Streich hatte seiner Mannschaft nach dem 0:2 in Augsburg die Bundesliga-Tauglichkeit abgesprochen und Wechsel angekündigt. Gesagt, getan: Der SC-Coach brachte in Sebastian Mielitz, Sascha Riether, Stefan Mitrovic, Nicolas Höfler, Sebastian Kerk und Sebastian Freis für Roman Bürki, Oliver Sorg, Pavel Krmas, Julian Schuster, Jonathan Schmid und Maximilian Philipp sechs neue Akteure.

SC mit nervösem Beginn

Am Spiel der Breisgauer änderte sich erst einmal wenig. Die Verunsicherung der letzten Wochen war auch in München zu spüren. Die Sechziger konnten ihre Probleme ebenfalls kaum abschütteln.

Dennoch gelang den Löwen die Führung, als die Freiburger Abwehr bei einem langen Ball zu weit aufgerückt war und Rama den Konter mit einem gezielten Linksschuss eiskalt abschloss. Ein Freistoß von Kerk, den Freis ins Tor spitzelte, führte dann zum Ausgleich.

Der war durchaus verdient, weil Freiburg ein leichtes Übergewicht verzeichnen konnte.
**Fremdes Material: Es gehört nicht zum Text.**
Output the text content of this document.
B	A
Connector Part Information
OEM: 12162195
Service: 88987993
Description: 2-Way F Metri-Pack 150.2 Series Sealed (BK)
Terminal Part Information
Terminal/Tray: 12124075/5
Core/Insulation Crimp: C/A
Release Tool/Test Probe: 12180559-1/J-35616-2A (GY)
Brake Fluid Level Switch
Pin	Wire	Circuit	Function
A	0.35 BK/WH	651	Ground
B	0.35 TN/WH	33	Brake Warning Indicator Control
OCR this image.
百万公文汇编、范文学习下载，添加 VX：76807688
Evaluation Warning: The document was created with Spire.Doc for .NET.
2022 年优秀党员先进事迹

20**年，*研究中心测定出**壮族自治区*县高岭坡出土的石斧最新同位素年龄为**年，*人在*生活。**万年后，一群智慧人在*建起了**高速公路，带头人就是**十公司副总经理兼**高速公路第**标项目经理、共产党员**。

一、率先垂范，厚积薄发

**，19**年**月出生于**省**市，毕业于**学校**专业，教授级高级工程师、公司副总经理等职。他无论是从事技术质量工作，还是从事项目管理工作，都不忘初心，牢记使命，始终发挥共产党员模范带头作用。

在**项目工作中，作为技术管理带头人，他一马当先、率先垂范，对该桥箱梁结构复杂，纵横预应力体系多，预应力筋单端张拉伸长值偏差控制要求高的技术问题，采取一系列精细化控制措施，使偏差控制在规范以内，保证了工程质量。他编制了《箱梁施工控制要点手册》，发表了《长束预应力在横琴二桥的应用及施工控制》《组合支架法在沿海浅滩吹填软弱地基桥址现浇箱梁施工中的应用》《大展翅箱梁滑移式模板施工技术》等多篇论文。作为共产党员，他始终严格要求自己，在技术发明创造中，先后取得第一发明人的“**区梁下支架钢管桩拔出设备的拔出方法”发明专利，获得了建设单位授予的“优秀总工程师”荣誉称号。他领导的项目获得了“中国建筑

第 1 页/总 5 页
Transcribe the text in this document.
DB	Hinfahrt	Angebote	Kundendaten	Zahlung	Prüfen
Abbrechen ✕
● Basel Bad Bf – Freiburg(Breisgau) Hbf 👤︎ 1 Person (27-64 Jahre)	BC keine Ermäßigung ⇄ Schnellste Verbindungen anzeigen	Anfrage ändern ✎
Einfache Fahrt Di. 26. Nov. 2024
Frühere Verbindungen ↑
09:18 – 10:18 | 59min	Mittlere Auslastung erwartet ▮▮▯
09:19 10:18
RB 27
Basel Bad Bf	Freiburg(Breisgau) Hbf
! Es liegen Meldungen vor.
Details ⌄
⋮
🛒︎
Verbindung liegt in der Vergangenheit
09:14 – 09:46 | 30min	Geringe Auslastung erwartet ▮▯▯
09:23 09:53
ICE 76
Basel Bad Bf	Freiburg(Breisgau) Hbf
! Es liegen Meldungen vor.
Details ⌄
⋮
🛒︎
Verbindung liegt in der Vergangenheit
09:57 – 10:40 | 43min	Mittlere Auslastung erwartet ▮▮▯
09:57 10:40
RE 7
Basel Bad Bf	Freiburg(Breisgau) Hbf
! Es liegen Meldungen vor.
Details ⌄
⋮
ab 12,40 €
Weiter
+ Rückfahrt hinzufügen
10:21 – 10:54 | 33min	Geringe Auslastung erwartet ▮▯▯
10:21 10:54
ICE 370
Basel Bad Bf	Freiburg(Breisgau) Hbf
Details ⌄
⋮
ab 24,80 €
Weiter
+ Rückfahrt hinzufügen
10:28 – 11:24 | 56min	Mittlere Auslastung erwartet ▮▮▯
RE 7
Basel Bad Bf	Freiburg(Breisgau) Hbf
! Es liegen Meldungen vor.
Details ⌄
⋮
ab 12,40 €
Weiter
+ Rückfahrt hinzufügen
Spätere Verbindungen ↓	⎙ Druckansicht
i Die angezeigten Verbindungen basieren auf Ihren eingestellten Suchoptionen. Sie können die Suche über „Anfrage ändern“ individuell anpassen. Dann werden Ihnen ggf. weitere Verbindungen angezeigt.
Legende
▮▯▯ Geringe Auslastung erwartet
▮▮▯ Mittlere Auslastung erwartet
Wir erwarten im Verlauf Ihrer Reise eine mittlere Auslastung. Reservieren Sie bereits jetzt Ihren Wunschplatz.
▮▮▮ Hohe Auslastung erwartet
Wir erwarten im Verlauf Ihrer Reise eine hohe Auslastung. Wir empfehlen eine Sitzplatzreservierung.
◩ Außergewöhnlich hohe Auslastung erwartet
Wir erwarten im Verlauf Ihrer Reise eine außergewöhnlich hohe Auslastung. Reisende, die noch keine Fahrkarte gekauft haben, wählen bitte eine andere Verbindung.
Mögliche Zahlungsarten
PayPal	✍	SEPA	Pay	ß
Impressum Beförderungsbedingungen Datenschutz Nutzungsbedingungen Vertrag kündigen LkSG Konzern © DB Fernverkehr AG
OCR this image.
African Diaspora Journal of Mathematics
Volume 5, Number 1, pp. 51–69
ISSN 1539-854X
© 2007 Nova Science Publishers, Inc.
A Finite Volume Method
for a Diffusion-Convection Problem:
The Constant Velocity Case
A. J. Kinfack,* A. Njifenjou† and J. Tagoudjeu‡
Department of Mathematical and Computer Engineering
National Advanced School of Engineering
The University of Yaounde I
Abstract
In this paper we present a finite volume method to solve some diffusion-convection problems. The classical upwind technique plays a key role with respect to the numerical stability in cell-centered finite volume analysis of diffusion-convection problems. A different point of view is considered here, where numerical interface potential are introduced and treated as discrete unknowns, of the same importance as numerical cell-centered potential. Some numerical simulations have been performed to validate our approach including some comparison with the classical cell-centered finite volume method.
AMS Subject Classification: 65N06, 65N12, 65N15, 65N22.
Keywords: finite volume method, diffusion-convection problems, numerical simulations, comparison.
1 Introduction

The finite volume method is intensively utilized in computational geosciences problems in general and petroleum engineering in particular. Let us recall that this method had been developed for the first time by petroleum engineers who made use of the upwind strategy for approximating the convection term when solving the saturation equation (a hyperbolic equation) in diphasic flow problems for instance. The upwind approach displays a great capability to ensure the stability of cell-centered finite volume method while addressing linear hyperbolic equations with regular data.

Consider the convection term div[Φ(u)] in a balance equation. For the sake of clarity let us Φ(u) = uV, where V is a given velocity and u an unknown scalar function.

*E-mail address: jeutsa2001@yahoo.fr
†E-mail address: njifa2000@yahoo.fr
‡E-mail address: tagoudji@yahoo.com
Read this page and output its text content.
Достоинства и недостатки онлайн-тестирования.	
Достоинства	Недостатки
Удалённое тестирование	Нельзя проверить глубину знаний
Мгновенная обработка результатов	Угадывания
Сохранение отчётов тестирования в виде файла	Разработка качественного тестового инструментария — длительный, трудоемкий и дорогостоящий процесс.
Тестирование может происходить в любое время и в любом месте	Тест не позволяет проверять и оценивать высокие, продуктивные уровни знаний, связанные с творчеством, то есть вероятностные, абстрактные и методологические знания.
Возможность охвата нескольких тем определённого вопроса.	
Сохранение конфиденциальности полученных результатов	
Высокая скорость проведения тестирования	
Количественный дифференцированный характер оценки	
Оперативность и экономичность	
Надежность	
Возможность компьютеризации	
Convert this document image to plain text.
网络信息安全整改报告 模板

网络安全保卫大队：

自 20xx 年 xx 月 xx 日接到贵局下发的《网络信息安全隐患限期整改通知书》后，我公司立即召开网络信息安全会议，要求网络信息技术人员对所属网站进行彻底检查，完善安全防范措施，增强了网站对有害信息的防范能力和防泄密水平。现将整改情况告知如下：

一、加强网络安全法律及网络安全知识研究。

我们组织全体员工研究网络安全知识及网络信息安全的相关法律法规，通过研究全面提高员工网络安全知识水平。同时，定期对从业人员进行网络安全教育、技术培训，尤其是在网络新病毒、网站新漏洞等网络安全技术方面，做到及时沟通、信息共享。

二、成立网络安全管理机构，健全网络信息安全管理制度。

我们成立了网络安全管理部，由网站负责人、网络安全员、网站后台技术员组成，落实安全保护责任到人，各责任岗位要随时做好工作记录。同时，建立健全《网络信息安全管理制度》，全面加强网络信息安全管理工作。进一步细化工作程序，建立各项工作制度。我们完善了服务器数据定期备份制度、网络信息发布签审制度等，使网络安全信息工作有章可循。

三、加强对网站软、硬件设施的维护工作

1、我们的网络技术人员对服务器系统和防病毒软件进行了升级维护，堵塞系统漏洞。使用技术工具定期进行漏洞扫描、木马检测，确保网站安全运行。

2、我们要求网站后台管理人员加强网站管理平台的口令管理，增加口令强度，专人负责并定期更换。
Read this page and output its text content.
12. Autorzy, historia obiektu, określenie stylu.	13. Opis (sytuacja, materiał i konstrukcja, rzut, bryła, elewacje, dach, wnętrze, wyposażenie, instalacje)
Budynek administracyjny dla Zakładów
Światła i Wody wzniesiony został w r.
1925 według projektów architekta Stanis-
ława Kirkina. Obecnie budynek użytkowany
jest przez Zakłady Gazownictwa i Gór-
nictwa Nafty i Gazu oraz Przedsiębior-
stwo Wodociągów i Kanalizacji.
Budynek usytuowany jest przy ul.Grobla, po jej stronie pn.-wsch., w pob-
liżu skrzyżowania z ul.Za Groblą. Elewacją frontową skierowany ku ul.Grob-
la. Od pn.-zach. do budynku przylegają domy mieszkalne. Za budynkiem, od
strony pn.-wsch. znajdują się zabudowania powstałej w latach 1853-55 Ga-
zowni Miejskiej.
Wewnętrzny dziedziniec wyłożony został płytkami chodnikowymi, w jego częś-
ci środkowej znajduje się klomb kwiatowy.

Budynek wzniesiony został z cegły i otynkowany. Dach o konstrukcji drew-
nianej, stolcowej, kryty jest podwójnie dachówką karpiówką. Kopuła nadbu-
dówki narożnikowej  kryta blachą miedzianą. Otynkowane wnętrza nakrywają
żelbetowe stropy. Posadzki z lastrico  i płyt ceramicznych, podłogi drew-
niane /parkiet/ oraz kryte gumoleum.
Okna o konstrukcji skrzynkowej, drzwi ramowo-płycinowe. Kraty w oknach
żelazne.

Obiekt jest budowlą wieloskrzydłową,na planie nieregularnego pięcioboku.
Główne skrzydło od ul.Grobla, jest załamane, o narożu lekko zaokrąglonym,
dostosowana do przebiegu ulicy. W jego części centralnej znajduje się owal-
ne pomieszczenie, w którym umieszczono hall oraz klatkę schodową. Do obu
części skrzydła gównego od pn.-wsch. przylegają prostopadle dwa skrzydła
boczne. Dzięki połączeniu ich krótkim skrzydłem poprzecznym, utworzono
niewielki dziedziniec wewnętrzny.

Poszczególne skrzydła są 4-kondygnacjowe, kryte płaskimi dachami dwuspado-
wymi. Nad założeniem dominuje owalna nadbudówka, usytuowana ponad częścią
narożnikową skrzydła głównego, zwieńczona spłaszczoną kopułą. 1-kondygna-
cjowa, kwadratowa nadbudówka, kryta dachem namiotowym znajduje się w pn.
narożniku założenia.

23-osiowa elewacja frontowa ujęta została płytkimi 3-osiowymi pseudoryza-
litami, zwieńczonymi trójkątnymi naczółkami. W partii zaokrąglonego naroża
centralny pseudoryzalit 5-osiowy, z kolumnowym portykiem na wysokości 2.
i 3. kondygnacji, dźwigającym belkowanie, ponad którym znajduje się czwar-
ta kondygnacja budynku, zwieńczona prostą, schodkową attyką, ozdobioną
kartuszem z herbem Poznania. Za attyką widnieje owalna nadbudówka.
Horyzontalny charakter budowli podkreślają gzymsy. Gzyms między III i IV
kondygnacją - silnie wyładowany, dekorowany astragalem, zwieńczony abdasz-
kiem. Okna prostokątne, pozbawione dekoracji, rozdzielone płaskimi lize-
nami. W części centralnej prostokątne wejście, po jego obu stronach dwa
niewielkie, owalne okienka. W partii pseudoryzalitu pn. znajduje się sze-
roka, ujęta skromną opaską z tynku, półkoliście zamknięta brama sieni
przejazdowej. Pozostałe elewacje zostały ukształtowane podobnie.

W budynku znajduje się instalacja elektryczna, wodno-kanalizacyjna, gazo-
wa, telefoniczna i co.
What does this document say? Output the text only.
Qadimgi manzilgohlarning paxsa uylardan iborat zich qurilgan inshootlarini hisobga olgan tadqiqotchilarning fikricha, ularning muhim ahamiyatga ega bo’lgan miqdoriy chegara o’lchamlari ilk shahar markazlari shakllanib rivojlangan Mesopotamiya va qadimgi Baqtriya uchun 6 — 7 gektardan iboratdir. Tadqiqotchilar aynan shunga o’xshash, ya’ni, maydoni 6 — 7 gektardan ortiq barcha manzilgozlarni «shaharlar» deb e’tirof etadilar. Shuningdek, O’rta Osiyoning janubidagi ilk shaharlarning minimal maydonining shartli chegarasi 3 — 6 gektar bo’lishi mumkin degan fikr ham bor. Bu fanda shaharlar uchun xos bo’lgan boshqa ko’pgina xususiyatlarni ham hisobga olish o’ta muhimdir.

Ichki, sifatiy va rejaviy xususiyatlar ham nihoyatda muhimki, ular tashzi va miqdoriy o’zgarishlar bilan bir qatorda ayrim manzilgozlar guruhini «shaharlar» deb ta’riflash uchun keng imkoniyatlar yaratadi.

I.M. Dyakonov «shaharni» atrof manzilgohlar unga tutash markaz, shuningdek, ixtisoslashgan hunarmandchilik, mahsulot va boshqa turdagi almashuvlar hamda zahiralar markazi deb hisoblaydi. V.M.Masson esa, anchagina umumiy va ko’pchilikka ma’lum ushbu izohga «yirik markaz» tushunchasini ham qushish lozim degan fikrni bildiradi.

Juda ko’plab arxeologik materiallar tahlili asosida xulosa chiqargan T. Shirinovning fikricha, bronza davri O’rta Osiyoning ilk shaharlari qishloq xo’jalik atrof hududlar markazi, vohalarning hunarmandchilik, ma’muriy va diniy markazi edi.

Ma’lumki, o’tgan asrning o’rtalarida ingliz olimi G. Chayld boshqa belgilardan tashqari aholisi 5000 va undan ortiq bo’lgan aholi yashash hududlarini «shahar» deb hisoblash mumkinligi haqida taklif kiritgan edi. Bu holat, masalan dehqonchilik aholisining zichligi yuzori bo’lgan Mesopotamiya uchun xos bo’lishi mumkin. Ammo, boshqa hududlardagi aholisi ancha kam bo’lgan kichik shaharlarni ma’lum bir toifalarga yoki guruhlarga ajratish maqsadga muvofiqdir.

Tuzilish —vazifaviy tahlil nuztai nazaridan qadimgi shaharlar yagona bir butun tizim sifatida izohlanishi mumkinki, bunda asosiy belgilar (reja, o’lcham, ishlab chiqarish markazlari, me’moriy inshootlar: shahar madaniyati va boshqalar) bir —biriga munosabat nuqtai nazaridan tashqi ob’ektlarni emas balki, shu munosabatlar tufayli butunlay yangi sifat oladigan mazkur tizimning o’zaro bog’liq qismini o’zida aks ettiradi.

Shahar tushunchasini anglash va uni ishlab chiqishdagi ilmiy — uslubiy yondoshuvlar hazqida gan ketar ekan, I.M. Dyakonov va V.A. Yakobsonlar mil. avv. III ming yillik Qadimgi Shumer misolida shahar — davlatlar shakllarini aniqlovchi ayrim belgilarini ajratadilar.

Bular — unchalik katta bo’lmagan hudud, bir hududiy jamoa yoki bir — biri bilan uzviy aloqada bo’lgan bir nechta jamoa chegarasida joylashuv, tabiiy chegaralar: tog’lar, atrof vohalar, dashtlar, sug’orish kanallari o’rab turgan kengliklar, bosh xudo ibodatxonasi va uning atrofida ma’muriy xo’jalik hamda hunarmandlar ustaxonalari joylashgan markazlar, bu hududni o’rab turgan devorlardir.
Die beste Chance für den SC vor der Pause vergab Marc Torrejan (34.). Die Münchner hatten Pech, dass Martin Angha nur den Pfosten traf (37.).

Auch nach dem Wechsel hatten die Sechziger den besseren Start. Doch Okotie hob den Ball freistehend über das Freibruger Gehäuse (51.). Zudem traf Daniel Adlung nur die Latte (57.), den Abpraller vergab Rama.

Dies sollte sich rächen, als Freiburg erstmals einen Konter clever zu Ende spielte. Nach Pass von Vladimir Darida ließ Mehmedi Löwen-Torwart Stefan Ortega mit einem Flachschuss keine Chance. Kurz darauf war der Schweizer mit dem Kopf nach Freis-Flanke zur Stelle.